Umbanda Hoje

UMA PALAVRA SOBRE O SINCRETISMO

Um dos assuntos que mais tem chamado a atenção daqueles que militam no Meio Umbandista e que tem causado uma grande confusão, principalmente na mente dos médiuns iniciantes, é, sem dúvida, o Sincretismo Religioso.

            Para entendermos melhor o processo de semelhança entre as divindades cultuadas pelo povo iorubá e os santos católicos, e seus reflexos dentro da Umbanda, necessário se faz voltarmos ao século XVI, período em que os negros começaram a desembarcar em Terras de Santa Cruz (Brasil). Abrimos parênteses para salientar que tal fenômeno não alcançou os escravos de origem banto (culto à Nkise/Mukixe) e fon/ewé (culto aos Voduns), uma vez que tais povos chegaram ao Brasil bem antes dos iorubás, período em que suas respectivas expressões de religiosidade foram brutalmente oprimidas.

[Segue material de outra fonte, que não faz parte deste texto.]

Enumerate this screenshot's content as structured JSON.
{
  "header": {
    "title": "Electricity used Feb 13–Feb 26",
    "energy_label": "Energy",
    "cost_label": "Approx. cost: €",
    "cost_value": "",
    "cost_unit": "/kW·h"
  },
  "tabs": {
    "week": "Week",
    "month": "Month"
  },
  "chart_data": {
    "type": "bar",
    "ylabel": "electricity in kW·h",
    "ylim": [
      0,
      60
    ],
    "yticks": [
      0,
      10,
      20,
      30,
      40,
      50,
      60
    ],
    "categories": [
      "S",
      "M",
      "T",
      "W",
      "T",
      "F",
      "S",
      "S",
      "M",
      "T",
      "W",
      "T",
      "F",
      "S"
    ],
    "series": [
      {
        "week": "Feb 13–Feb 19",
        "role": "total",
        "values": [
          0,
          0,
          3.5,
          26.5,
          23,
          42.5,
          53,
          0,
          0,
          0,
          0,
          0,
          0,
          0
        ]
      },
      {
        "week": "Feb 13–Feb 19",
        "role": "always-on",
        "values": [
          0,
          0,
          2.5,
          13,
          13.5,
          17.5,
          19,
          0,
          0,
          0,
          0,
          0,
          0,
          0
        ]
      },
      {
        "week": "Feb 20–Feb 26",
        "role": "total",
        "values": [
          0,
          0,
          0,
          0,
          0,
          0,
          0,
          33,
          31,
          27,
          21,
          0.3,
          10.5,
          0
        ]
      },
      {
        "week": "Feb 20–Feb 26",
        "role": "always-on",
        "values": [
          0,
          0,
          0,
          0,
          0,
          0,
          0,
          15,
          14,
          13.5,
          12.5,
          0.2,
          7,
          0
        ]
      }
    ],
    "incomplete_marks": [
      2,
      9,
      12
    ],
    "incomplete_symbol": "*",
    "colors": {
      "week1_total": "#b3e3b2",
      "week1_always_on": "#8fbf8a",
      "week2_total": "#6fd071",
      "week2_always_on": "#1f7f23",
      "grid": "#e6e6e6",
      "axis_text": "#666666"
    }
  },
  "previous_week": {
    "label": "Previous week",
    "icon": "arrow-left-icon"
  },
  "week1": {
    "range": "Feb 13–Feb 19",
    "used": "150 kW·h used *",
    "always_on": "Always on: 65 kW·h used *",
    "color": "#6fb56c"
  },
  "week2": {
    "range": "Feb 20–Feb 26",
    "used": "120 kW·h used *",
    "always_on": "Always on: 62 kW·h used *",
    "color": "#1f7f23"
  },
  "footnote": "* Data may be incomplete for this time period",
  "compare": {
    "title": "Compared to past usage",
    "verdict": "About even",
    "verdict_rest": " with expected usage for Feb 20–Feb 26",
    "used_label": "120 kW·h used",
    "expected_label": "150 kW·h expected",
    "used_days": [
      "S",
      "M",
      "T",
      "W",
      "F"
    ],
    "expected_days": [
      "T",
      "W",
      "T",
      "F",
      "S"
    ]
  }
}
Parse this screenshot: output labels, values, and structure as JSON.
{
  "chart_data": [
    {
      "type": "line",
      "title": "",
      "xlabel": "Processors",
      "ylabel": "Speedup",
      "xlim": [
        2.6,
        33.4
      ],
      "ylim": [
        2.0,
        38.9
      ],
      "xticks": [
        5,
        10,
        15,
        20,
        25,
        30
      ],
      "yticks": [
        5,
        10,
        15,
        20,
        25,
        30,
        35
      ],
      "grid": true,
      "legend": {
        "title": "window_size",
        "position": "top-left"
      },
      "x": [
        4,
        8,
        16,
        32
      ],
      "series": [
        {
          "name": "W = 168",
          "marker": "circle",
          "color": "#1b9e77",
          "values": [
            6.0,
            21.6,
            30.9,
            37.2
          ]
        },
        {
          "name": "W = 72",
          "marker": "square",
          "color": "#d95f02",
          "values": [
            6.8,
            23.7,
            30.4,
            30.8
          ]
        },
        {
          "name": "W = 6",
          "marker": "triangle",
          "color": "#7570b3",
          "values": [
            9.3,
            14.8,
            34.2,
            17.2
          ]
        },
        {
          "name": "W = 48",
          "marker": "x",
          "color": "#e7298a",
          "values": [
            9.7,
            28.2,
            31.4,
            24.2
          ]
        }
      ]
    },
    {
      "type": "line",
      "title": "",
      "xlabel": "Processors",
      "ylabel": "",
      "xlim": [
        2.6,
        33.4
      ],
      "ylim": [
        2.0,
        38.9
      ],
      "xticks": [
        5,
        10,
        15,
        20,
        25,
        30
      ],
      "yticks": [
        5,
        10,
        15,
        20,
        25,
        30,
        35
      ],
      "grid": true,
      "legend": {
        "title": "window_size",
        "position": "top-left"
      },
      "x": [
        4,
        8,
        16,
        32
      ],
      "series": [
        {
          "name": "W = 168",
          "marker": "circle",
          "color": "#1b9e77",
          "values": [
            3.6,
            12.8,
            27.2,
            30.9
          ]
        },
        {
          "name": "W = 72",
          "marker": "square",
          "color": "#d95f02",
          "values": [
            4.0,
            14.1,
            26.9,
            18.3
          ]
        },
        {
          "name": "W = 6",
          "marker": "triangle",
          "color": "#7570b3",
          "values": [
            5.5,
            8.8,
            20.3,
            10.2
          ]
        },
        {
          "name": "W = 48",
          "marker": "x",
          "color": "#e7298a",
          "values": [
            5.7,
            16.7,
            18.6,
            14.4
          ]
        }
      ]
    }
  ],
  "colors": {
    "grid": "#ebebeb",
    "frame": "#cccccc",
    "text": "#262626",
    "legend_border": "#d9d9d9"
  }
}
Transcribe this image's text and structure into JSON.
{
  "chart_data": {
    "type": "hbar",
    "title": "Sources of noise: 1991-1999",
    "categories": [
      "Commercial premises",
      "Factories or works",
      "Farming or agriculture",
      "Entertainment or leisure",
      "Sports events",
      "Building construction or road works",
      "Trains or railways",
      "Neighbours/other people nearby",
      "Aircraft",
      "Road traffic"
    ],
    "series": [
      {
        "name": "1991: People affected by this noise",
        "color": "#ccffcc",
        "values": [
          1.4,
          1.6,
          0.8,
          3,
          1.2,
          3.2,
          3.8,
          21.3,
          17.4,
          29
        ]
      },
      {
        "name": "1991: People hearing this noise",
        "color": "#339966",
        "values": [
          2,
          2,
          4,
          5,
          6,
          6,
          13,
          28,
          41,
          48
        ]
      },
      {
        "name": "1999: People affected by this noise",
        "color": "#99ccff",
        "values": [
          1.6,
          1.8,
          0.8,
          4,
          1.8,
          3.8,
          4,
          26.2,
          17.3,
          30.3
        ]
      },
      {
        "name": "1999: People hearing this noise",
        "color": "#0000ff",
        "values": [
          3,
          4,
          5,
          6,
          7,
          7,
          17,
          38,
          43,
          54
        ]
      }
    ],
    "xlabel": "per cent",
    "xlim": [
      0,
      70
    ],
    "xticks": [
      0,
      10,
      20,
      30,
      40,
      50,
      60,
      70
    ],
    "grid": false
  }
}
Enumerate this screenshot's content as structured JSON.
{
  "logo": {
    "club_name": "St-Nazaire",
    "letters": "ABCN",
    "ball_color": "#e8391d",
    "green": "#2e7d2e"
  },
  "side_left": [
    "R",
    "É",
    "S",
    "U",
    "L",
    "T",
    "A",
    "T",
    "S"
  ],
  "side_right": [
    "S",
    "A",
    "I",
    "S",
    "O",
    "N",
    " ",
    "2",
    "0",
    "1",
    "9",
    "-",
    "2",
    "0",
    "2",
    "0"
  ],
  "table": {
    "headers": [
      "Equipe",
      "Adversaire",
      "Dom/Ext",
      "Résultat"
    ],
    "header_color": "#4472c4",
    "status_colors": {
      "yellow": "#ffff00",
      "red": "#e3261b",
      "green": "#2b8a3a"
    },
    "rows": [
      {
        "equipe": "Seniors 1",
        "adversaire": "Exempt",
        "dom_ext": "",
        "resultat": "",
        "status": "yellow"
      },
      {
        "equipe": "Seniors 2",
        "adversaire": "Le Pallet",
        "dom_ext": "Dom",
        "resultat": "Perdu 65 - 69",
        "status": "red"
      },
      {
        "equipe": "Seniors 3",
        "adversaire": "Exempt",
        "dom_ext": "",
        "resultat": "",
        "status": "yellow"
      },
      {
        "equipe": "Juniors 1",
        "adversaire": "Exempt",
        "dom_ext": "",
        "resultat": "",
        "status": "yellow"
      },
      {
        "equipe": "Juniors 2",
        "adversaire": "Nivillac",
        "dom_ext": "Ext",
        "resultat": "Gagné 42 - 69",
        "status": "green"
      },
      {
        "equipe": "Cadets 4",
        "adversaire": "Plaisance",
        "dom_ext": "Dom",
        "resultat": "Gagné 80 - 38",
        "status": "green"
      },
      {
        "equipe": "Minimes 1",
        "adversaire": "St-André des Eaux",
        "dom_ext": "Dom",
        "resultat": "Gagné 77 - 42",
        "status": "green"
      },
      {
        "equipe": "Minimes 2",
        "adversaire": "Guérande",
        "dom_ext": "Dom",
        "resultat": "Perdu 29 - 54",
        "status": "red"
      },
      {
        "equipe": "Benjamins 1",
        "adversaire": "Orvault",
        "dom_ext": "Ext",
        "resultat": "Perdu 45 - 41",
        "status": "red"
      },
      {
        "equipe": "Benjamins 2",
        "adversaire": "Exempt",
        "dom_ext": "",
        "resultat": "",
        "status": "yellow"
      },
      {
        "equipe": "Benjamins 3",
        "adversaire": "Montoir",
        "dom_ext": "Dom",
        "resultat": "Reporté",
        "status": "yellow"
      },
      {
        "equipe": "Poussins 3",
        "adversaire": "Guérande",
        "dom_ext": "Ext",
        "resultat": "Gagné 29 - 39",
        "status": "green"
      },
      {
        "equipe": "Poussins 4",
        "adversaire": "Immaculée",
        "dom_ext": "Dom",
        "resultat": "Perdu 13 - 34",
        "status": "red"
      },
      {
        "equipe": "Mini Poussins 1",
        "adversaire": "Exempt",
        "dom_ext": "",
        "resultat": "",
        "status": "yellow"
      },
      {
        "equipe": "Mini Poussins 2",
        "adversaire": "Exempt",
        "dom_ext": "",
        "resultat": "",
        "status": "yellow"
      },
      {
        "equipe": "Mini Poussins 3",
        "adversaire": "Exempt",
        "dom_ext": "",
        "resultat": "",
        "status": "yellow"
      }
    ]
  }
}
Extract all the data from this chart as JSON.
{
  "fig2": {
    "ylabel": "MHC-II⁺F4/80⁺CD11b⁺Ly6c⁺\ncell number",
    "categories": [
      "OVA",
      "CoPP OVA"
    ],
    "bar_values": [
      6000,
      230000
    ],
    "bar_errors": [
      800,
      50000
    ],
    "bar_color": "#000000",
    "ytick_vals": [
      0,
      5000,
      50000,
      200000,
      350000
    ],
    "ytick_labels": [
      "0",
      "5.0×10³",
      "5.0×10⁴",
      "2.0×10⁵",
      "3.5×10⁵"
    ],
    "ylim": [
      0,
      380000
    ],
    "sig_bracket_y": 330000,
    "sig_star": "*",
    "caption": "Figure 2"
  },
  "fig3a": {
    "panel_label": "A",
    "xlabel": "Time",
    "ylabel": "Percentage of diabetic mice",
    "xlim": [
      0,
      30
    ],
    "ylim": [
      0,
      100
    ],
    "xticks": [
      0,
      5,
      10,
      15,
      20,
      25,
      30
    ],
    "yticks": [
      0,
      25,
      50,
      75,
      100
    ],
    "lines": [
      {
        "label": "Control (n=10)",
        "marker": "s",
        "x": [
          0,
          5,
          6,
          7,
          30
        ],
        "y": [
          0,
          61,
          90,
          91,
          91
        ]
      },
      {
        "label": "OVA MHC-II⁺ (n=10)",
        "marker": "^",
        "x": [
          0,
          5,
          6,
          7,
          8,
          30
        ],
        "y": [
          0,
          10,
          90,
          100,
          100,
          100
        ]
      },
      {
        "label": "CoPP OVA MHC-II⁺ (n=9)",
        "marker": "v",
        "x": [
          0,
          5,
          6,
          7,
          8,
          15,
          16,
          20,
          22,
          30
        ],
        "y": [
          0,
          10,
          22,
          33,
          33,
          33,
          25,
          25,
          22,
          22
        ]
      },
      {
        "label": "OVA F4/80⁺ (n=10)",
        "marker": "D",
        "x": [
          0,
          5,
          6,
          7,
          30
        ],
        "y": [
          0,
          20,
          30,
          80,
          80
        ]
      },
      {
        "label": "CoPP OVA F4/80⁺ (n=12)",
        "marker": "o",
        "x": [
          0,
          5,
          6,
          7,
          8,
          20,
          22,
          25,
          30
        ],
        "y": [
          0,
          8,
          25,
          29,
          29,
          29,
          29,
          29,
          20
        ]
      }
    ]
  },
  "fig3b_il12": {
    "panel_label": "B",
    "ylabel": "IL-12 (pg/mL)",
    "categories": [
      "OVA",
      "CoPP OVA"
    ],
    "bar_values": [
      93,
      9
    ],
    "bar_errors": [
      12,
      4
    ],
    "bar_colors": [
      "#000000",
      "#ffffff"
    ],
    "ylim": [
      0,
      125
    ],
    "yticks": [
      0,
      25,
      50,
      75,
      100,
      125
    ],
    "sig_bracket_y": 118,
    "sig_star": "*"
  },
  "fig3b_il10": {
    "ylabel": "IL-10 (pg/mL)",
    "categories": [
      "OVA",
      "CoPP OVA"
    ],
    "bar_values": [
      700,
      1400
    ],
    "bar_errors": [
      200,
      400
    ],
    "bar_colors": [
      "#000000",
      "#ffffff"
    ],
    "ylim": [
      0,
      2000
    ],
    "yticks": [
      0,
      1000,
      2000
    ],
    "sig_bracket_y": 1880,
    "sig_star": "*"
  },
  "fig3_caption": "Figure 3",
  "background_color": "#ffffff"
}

            Ao chegarem ao Brasil sob o peso dos grilhões, equiparados a mercadorias e excluídos do gênero ser humano, os negros já carregavam em sua mente e em seu comportamento o sincretismo religioso proveniente dos conflitos havidos entre as diversas etnias do solo africano. Como elemento constituinte do processo de dominação pós-guerra, os vencedores tinham como estratégia sobrevalorizar as divindades que cultuavam, massificando aos derrotados o caráter superior do poder dos deuses por eles, os vencedores, louvados. Aproveitavam este mesmo estratagema e tratavam de menosprezar os deuses “derrotados”. Os vencidos aceitavam ou simulavam aceitar o panteão de divindades dos dominadores. Desta forma não abandonavam o culto a seus deuses, camuflados agora nas imagens das divindades “opressoras”, o que os fazia manter a religiosidade anterior, sem ir de encontro aos conceitos religiosos dominantes. Em algumas situações as Nações vencedoras, numa atitude “humanitária”, permitiam aos derrotados a continuação dos cultos nativos, desde que houvesse uma sobreposição das divindades “mais fortes”, vale dizer, da religião do ganhador.

            Observamos, ao lado do processo de sincretismo ocorrido em solo africano, outro mecanismo utilizado para enfraquecer e pulverizar a crença das várias Nações negras subjugadas e escravizadas: agora é o traficante que propositalmente deposita nos navios negreiros os escravos de diversas etnias, como tentativa de enfraquecê-los moral e religiosamente. Grupos rivais quase sempre se digladiavam, tentando impor um ao outro seus conceitos, hábitos e convicções. No entanto, mesmo neste cenário cruel, alguns escravos perceberam que todos estavam em situação semelhante e para sobreviverem era necessário se unirem, ou, ao menos, se tolerarem, surgindo deste contexto opressivo influências recíprocas no campo cultural e religioso.

            Tratados como máquinas pelos Senhores de Engenho, os escravos, nas poucas horas de descanso, praticavam rituais próprios de adoração e evocação de suas divindades, as quais chamavam de Orixás. No entanto, eram fortes a influência e a pressão que os sacerdotes católicos exerciam sobre os latifundiários, para que este os auxiliassem a destruir a religiosidade “pagã” dos negros, para “salvação” de suas almas. E esta aspiração dos sacerdotes de Roma em muito era benéfica aos senhores escravocratas, tendo em vista a constante preocupação com revoltas, indisciplinas e fugas por parte dos escravos.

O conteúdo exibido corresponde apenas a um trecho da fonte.